Ни одного из предводителей разбойников нигде видно не было. Наверное, поняли, что ничего ценного им уже не предложат, и ушли. Их подручные суетились, оттаскивая добро в лагерь. Каждый из них был готов поговорить, но никто не был готов проводить обмен. Во всяком случае, не был готов проводить обмен по цене, которую Ленари считала хоть сколько-нибудь приемлемой.
Звук повторился, а затем снова, а потом стал раздаваться раз за разом в медленном тревожном ритме, и многие головы наконец поднялись, чтобы посмотреть, что же происходит.
Вокруг уже царили сумерки – то время, когда ещё довольно светло, но вечер безошибочно угадывается. Небо потеряло свою яркость, склоны холмов посерели, поля и Лес погрузились в тень. И лишь у дальнего края земли ещё багровело солнце.
Далёкий звук раздавался всё так же пугающе мерно. Теперь многие его услышали и безуспешно обшаривали взглядом окрестности, пытаясь понять, откуда он доносится. Говор торгующей толпы постепенно затихал.
Что-то блеснуло на центральной площади. Она располагалась выше по холму, и в обычное время её со стороны рва было бы невозможно разглядеть, но сейчас все постройки сгорели, и обзор ничто не загораживало.
Одна за другой стали подниматься руки, чтобы указать на белую фигуру у края площади. Судя по наряду, это была женщина, неподвижная, высокая, худая. Под порывами ветра её одежды трепетали. Будто в угрозе всему миру, фигура стояла с широко разведёнными руками и, казалось, пристально смотрела на толпу…
Звук резко ускорился, застучав быстро, как сердце, и стало понятно, что это удары бубна, беспокойные, зловещие.

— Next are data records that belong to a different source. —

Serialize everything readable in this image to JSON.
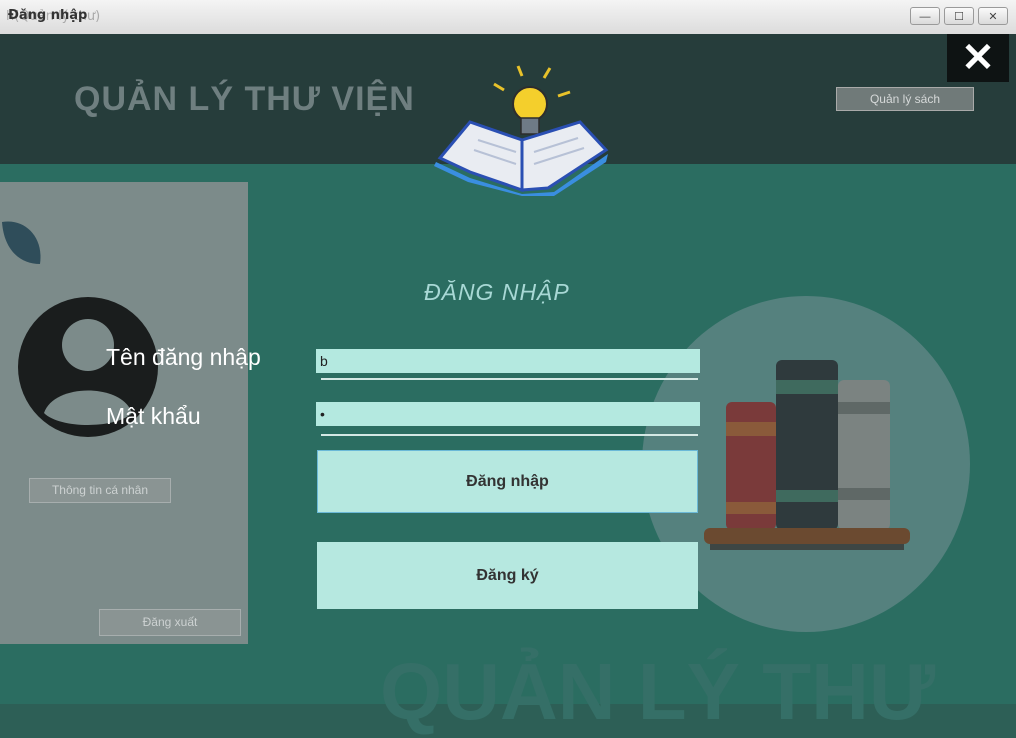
{
  "window": {
    "title": "Đăng nhập",
    "title_ghost": "h(Quản lý thư)",
    "controls": {
      "minimize": "—",
      "maximize": "☐",
      "close": "✕"
    }
  },
  "banner": {
    "app_title": "QUẢN LÝ THƯ VIỆN",
    "close_glyph": "✕",
    "manage_books_btn": "Quản lý sách"
  },
  "sidebar": {
    "profile_btn": "Thông tin cá nhân",
    "logout_btn": "Đăng xuất"
  },
  "form": {
    "heading": "ĐĂNG NHẬP",
    "username_label": "Tên đăng nhập",
    "username_value": "b",
    "password_label": "Mật khẩu",
    "password_value": "•",
    "login_btn": "Đăng nhập",
    "register_btn": "Đăng ký"
  },
  "watermark": "QUẢN LÝ THƯ",
  "colors": {
    "accent": "#b4e9e0",
    "banner": "#263d3b",
    "background": "#2b6d61"
  }
}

Вдруг от ног женщины, обвивая её наискосок всё новыми и новыми витками, устремилась вверх яркая лента пламени. Казалось, сияющий змей в молниеносном броске впился ей в горло.
Тут же наступила тишина. И в этой тишине огонь охватил всю фигуру. От неё повалил густой чёрный дым.
Люди, онемев от ужаса, замерли на месте. Удары множества сердец бешено отсчитывали время, но никто не находил в себе сил ни отвести глаз от страшного зрелища, ни даже пошевелиться.
6
Городской ров
Из толпы раздался пронзительный вопль, ни на что не похожий, ужасающий, леденящий кровь. И тут же кто-то всхлипнул, кто-то истошно завизжал.
Санира, не думая ни о чём, повинуясь порыву, бросился через ров, пролетел мимо остатков ворот и понёсся по Городу. Он был единственной движущейся на улицах фигурой. Он мчался мимо остолбеневших горожан, поскальзывался в лужах, наталкивался на груды мусора, перескакивал, срезая дорогу, через брёвна. Его босые ноги, совсем заледеневшие, ничего не чувствующие, отбрасывали в стороны мелкие камешки и брызги грязи. Длинные волосы развевались, ветер бил прямо в лицо.
Лишь возле цитадели впереди и позади показались бегущие в том же направлении одиночки, как правило, такие же, как Санира, юнцы, движимые болезненной смесью любопытства и ужаса.
Приблизившись к центральной площади, юноша невольно замедлил бег. Женщина, охваченная пламенем, была теперь совсем близко, и неодолимый страх толкал Саниру обратно, прочь от жуткого зрелища. Он вновь и вновь касался ладонями макушки, бормотал слова песен, но легче не становилось. Наоборот, всё сильнее хотелось развернуться и броситься назад.